The lawsuit comes after authors Mona Awad and Paul Tremblay filed similar copyright infringement suits against OpenAI. These lawsuits are part of a larger movement led by attorneys Joseph Saveri and Matthew Butterick, who have also initiated legal action against AI art tool Stable Diffusion and Microsoft’s GitHub Copilot.
Meta and OpenAI have not yet responded to the allegations.
**The Use of AI Software in Literature**
AI models like OpenAI’s ChatGPT are designed to consume and analyze large amounts of text. These models train themselves to generate natural, human-like responses to prompts or questions from users. They can write code, fan fiction, job applications, and aid with school assignments. On the other hand, Meta’s AI language model, LLaMA, is primarily a research tool for those in the AI field and not a question-and-answer system.
However, the lawsuit raises concerns about the sources of data used to train these models. Some data comes from legal sources like Project Gutenberg, a collection of e-books with expired copyrights. However, other data comes from shadow libraries, which contain e-books without copyright permission. The lawsuit accuses Meta and OpenAI of using data from shadow libraries, which the authors argue is “flagrantly illegal.”

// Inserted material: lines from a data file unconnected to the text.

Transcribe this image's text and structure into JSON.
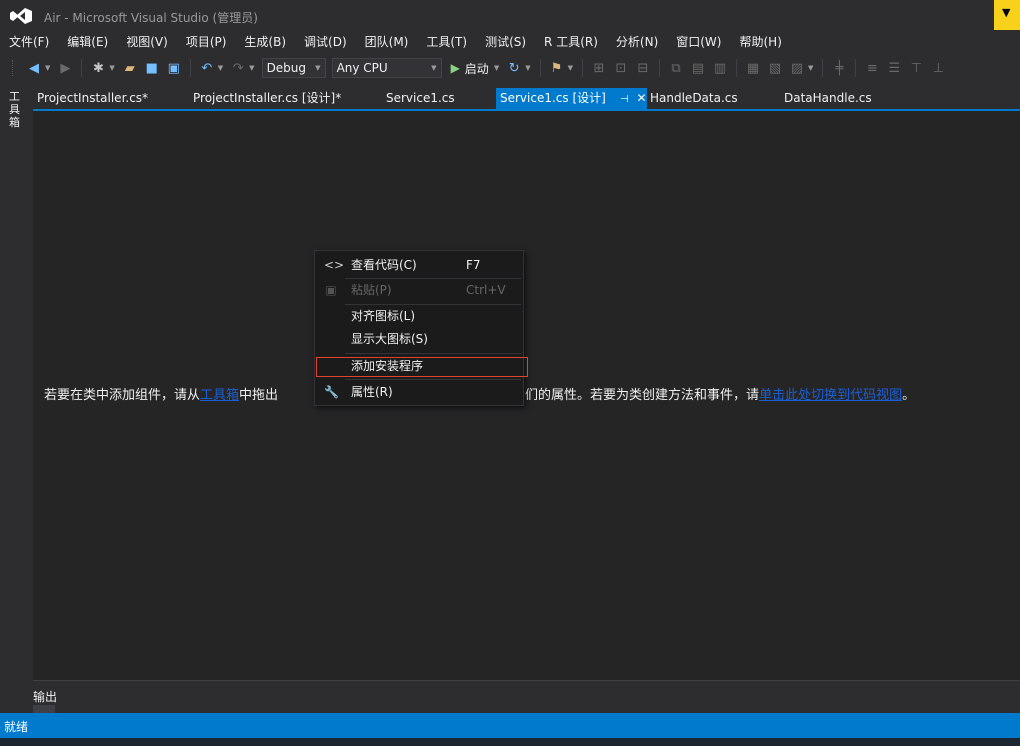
{
  "window": {
    "title": "Air - Microsoft Visual Studio (管理员)",
    "accent_color": "#f8d21a"
  },
  "menu": [
    "文件(F)",
    "编辑(E)",
    "视图(V)",
    "项目(P)",
    "生成(B)",
    "调试(D)",
    "团队(M)",
    "工具(T)",
    "测试(S)",
    "R 工具(R)",
    "分析(N)",
    "窗口(W)",
    "帮助(H)"
  ],
  "toolbar": {
    "configuration": "Debug",
    "platform": "Any CPU",
    "start_label": "启动"
  },
  "side_panel": {
    "toolbox_label": "工具箱"
  },
  "tabs": [
    {
      "label": "ProjectInstaller.cs*",
      "active": false
    },
    {
      "label": "ProjectInstaller.cs [设计]*",
      "active": false
    },
    {
      "label": "Service1.cs",
      "active": false
    },
    {
      "label": "Service1.cs [设计]",
      "active": true
    },
    {
      "label": "HandleData.cs",
      "active": false
    },
    {
      "label": "DataHandle.cs",
      "active": false
    }
  ],
  "designer": {
    "hint_before": "若要在类中添加组件，请从",
    "hint_link1": "工具箱",
    "hint_middle": "中拖出",
    "hint_after": "设置它们的属性。若要为类创建方法和事件，请",
    "hint_link2": "单击此处切换到代码视图",
    "hint_end": "。"
  },
  "context_menu": {
    "items": [
      {
        "icon": "code-icon",
        "label": "查看代码(C)",
        "shortcut": "F7",
        "enabled": true
      },
      {
        "icon": "paste-icon",
        "label": "粘贴(P)",
        "shortcut": "Ctrl+V",
        "enabled": false
      },
      {
        "icon": "",
        "label": "对齐图标(L)",
        "shortcut": "",
        "enabled": true
      },
      {
        "icon": "",
        "label": "显示大图标(S)",
        "shortcut": "",
        "enabled": true
      },
      {
        "icon": "",
        "label": "添加安装程序",
        "shortcut": "",
        "enabled": true,
        "highlighted": true
      },
      {
        "icon": "wrench-icon",
        "label": "属性(R)",
        "shortcut": "",
        "enabled": true
      }
    ],
    "highlight_color": "#e0452b"
  },
  "output_panel": {
    "label": "输出"
  },
  "status": {
    "text": "就绪",
    "color": "#007acc"
  }
}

**Evidence of Copyright Infringement**
To support their claims, the authors provide evidence of AI software accurately summarizing their books. Conversations with ChatGPT demonstrate its ability to summarize Silverman’s “The Bedwetter,” Kadrey’s “Sandman Slim” series, and Golden’s supernatural thriller “Ararat.” The lawsuit also references a statement from the person who gathered the data for LLaMa, confirming the inclusion of a well-known shadow library called “Bibliotik.”

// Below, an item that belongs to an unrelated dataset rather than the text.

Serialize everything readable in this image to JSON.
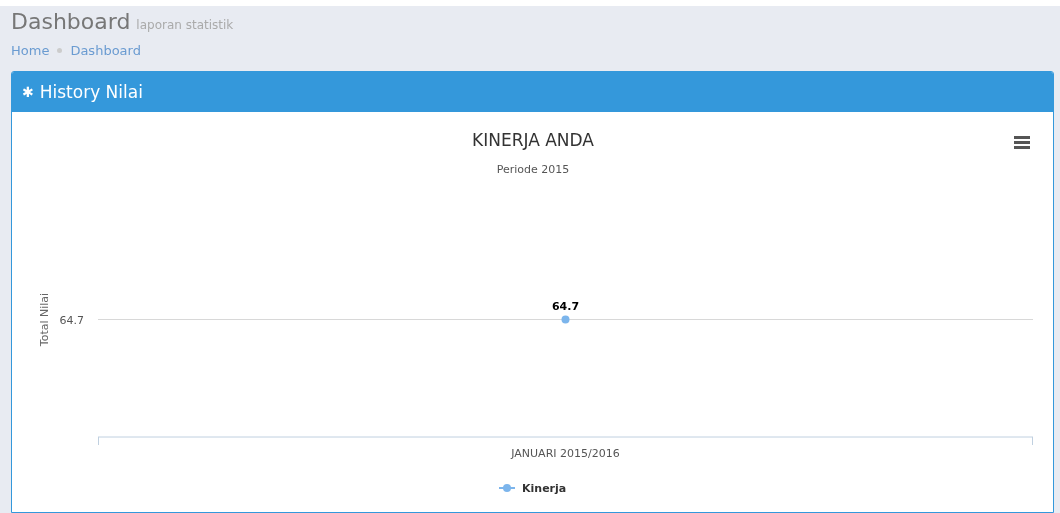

**Concerns and Potential Consequences**
The lawsuit alleges that OpenAI has utilized copyrighted books to profit from them, while Meta plans to release a commercial version of LLaMa in the future. Supporters of LLaMa see potential for improved AI safety, but critics worry about the generation of harmful content, including spam, cheating in schools, and misinformation.

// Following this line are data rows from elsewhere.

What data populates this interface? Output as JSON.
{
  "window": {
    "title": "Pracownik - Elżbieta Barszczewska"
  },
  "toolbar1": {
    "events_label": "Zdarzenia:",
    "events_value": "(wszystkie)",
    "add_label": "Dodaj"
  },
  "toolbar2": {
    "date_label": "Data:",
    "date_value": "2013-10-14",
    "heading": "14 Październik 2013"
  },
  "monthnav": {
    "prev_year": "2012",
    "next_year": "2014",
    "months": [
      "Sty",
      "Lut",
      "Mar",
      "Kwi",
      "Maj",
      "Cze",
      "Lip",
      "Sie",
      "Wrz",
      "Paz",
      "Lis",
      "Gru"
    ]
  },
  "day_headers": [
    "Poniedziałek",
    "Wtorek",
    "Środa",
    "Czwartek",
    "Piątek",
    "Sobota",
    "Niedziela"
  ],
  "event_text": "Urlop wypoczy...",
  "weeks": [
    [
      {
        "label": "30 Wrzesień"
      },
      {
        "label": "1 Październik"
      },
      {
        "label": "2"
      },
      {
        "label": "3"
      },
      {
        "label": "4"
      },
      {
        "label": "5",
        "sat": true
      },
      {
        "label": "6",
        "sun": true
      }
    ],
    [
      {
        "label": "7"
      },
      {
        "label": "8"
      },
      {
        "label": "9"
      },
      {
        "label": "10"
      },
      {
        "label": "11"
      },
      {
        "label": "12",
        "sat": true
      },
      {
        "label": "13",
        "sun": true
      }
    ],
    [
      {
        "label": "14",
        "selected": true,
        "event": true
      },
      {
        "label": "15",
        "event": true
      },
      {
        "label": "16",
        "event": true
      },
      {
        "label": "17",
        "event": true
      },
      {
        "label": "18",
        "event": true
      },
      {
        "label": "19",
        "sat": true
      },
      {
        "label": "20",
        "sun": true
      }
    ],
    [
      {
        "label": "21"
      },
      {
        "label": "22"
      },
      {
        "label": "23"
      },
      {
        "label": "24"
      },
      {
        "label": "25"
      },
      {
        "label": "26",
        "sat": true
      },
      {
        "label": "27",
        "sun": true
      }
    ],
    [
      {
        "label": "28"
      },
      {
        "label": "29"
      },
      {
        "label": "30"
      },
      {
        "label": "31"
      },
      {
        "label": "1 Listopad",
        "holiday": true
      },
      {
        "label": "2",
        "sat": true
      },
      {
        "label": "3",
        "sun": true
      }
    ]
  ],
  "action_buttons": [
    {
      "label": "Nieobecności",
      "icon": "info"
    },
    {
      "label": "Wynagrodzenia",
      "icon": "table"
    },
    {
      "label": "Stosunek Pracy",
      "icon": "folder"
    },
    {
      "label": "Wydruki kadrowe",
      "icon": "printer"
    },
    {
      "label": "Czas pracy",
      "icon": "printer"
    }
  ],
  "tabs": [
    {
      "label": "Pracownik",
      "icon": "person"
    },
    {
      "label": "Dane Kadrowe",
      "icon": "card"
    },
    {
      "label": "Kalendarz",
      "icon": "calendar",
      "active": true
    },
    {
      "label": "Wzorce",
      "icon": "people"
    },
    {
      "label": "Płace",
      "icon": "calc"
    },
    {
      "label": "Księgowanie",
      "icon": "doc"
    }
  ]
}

Similar concerns about generative AI have arisen in other industries, such as music, banking, and film. In Hollywood, the fear of production studios using AI to replace writers and actors is a significant concern amidst ongoing strikes led by the Writers Guild of America and SAG-AFTRA.
It is crucial for technology companies to respect copyright laws and provide appropriate credit and compensation to authors whose works are used to train AI models. This case highlights the potential legal issues that arise when copyrighted books are utilized without permission, posing challenges for both the publishing industry and the AI field.